Everybody comes up with creative names for their Beowulf clusters. At Catapult Systems, our computers are named for “things in the sea.” My computer, for example, is Blowfish. We have Humpback, Stingray, Mantaray, Grouper, etc. I was going to call my cluster “School” (i.e. a group of fish), but that name was met with some resistance. For the moment, I’m calling it “The Fishery.” The individual computer names were easy enough. I was going to call them fish1, fish2, etc., but then the president suggested onefish, twofish, redfish, bluefish. I’ll have to make a trip to the kids section at the local bookstore for the Dr.

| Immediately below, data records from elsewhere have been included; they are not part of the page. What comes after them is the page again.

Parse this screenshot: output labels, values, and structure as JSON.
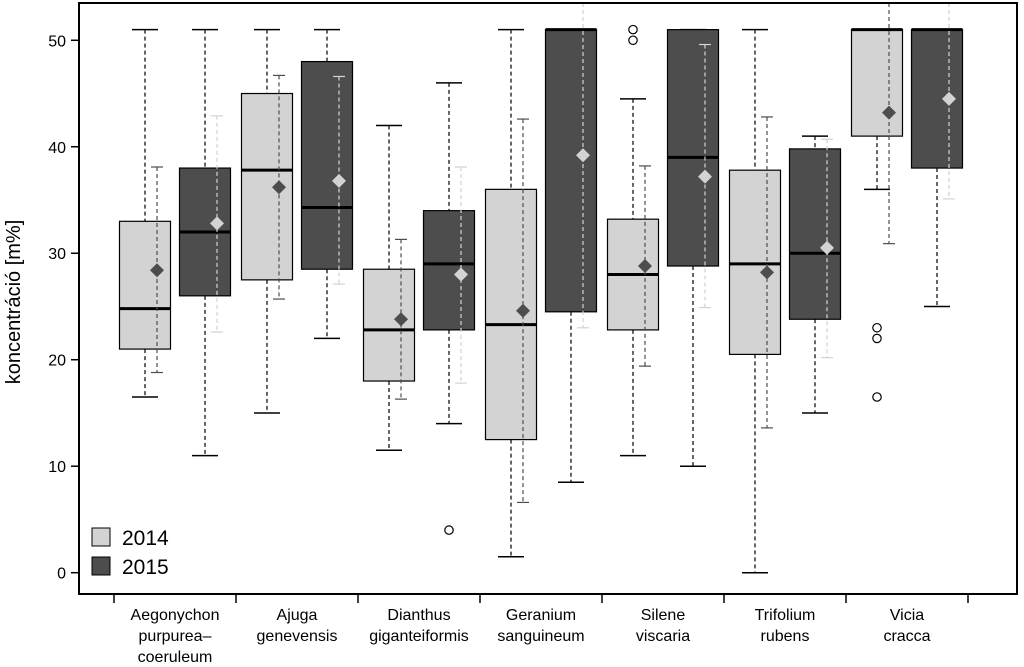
{
  "chart_data": {
    "type": "boxplot",
    "ylabel": "koncentráció [m%]",
    "ylim": [
      -2,
      53.5
    ],
    "yticks": [
      0,
      10,
      20,
      30,
      40,
      50
    ],
    "grid": false,
    "legend_position": "bottom-left",
    "categories": [
      "Aegonychon purpurea– coeruleum",
      "Ajuga genevensis",
      "Dianthus giganteiformis",
      "Geranium sanguineum",
      "Silene viscaria",
      "Trifolium rubens",
      "Vicia cracca"
    ],
    "category_lines": [
      [
        "Aegonychon",
        "purpurea–",
        "coeruleum"
      ],
      [
        "Ajuga",
        "genevensis"
      ],
      [
        "Dianthus",
        "giganteiformis"
      ],
      [
        "Geranium",
        "sanguineum"
      ],
      [
        "Silene",
        "viscaria"
      ],
      [
        "Trifolium",
        "rubens"
      ],
      [
        "Vicia",
        "cracca"
      ]
    ],
    "series": [
      {
        "name": "2014",
        "color": "#d3d3d3",
        "mean_marker_color": "#4d4d4d",
        "boxes": [
          {
            "whisker_low": 16.5,
            "q1": 21.0,
            "median": 24.8,
            "q3": 33.0,
            "whisker_high": 51.0,
            "mean": 28.4,
            "outliers": []
          },
          {
            "whisker_low": 15.0,
            "q1": 27.5,
            "median": 37.8,
            "q3": 45.0,
            "whisker_high": 51.0,
            "mean": 36.2,
            "outliers": []
          },
          {
            "whisker_low": 11.5,
            "q1": 18.0,
            "median": 22.8,
            "q3": 28.5,
            "whisker_high": 42.0,
            "mean": 23.8,
            "outliers": []
          },
          {
            "whisker_low": 1.5,
            "q1": 12.5,
            "median": 23.3,
            "q3": 36.0,
            "whisker_high": 51.0,
            "mean": 24.6,
            "outliers": []
          },
          {
            "whisker_low": 11.0,
            "q1": 22.8,
            "median": 28.0,
            "q3": 33.2,
            "whisker_high": 44.5,
            "mean": 28.8,
            "outliers": [
              50.0,
              51.0
            ]
          },
          {
            "whisker_low": 0.0,
            "q1": 20.5,
            "median": 29.0,
            "q3": 37.8,
            "whisker_high": 51.0,
            "mean": 28.2,
            "outliers": []
          },
          {
            "whisker_low": 36.0,
            "q1": 41.0,
            "median": 51.0,
            "q3": 51.0,
            "whisker_high": 51.0,
            "mean": 43.2,
            "outliers": [
              16.5,
              22.0,
              23.0
            ]
          }
        ],
        "sd_bars": [
          {
            "low": 18.8,
            "high": 38.1
          },
          {
            "low": 25.7,
            "high": 46.7
          },
          {
            "low": 16.3,
            "high": 31.3
          },
          {
            "low": 6.6,
            "high": 42.6
          },
          {
            "low": 19.4,
            "high": 38.2
          },
          {
            "low": 13.6,
            "high": 42.8
          },
          {
            "low": 30.9,
            "high": 53.5
          }
        ]
      },
      {
        "name": "2015",
        "color": "#4d4d4d",
        "mean_marker_color": "#d3d3d3",
        "boxes": [
          {
            "whisker_low": 11.0,
            "q1": 26.0,
            "median": 32.0,
            "q3": 38.0,
            "whisker_high": 51.0,
            "mean": 32.8,
            "outliers": []
          },
          {
            "whisker_low": 22.0,
            "q1": 28.5,
            "median": 34.3,
            "q3": 48.0,
            "whisker_high": 51.0,
            "mean": 36.8,
            "outliers": []
          },
          {
            "whisker_low": 14.0,
            "q1": 22.8,
            "median": 29.0,
            "q3": 34.0,
            "whisker_high": 46.0,
            "mean": 28.0,
            "outliers": [
              4.0
            ]
          },
          {
            "whisker_low": 8.5,
            "q1": 24.5,
            "median": 51.0,
            "q3": 51.0,
            "whisker_high": 51.0,
            "mean": 39.2,
            "outliers": []
          },
          {
            "whisker_low": 10.0,
            "q1": 28.8,
            "median": 39.0,
            "q3": 51.0,
            "whisker_high": 51.0,
            "mean": 37.2,
            "outliers": []
          },
          {
            "whisker_low": 15.0,
            "q1": 23.8,
            "median": 30.0,
            "q3": 39.8,
            "whisker_high": 41.0,
            "mean": 30.5,
            "outliers": []
          },
          {
            "whisker_low": 25.0,
            "q1": 38.0,
            "median": 51.0,
            "q3": 51.0,
            "whisker_high": 51.0,
            "mean": 44.5,
            "outliers": []
          }
        ],
        "sd_bars": [
          {
            "low": 22.6,
            "high": 42.9
          },
          {
            "low": 27.1,
            "high": 46.6
          },
          {
            "low": 17.8,
            "high": 38.1
          },
          {
            "low": 23.0,
            "high": 53.5
          },
          {
            "low": 24.9,
            "high": 49.6
          },
          {
            "low": 20.2,
            "high": 40.7
          },
          {
            "low": 35.1,
            "high": 53.5
          }
        ]
      }
    ]
  }
}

Seuss classic so I can get more names.
Right now, I only have two machines on the cluster. onefish is a 333 MHz Pentium 2 with 128 MB of RAM. twofish is a 200 MHz Pentium with 64 MB of RAM. Both are running SuSE Linux 7.0 with pretty much identical configurations (SuSE minimum system to which I’ve added a few networking services and some development tools). Below are the results from some benchmark tests I ran last night. All times are to render the skyvase.pov using this command line:
./pvmpov +iskyvase.pov +h480 +w640 +FT +v1 -x -d +a0.300 -q9 -mv2.0 -b1000 -nw32 -nh32 -nt4 -L/home/research/pvmpov3_1g_2/povray31/include
Computer Time onefish 1:53 twofish 4:52 cluster (onefish host) 1:24 cluster (twofish host) 1:24
So the addition of twofish to the cluster drops the time from 1:53 to 1:24, a difference of 29 seconds, or about 25 percent. Not bad. It’ll be interesting to see what happens as I add the four 166 machines.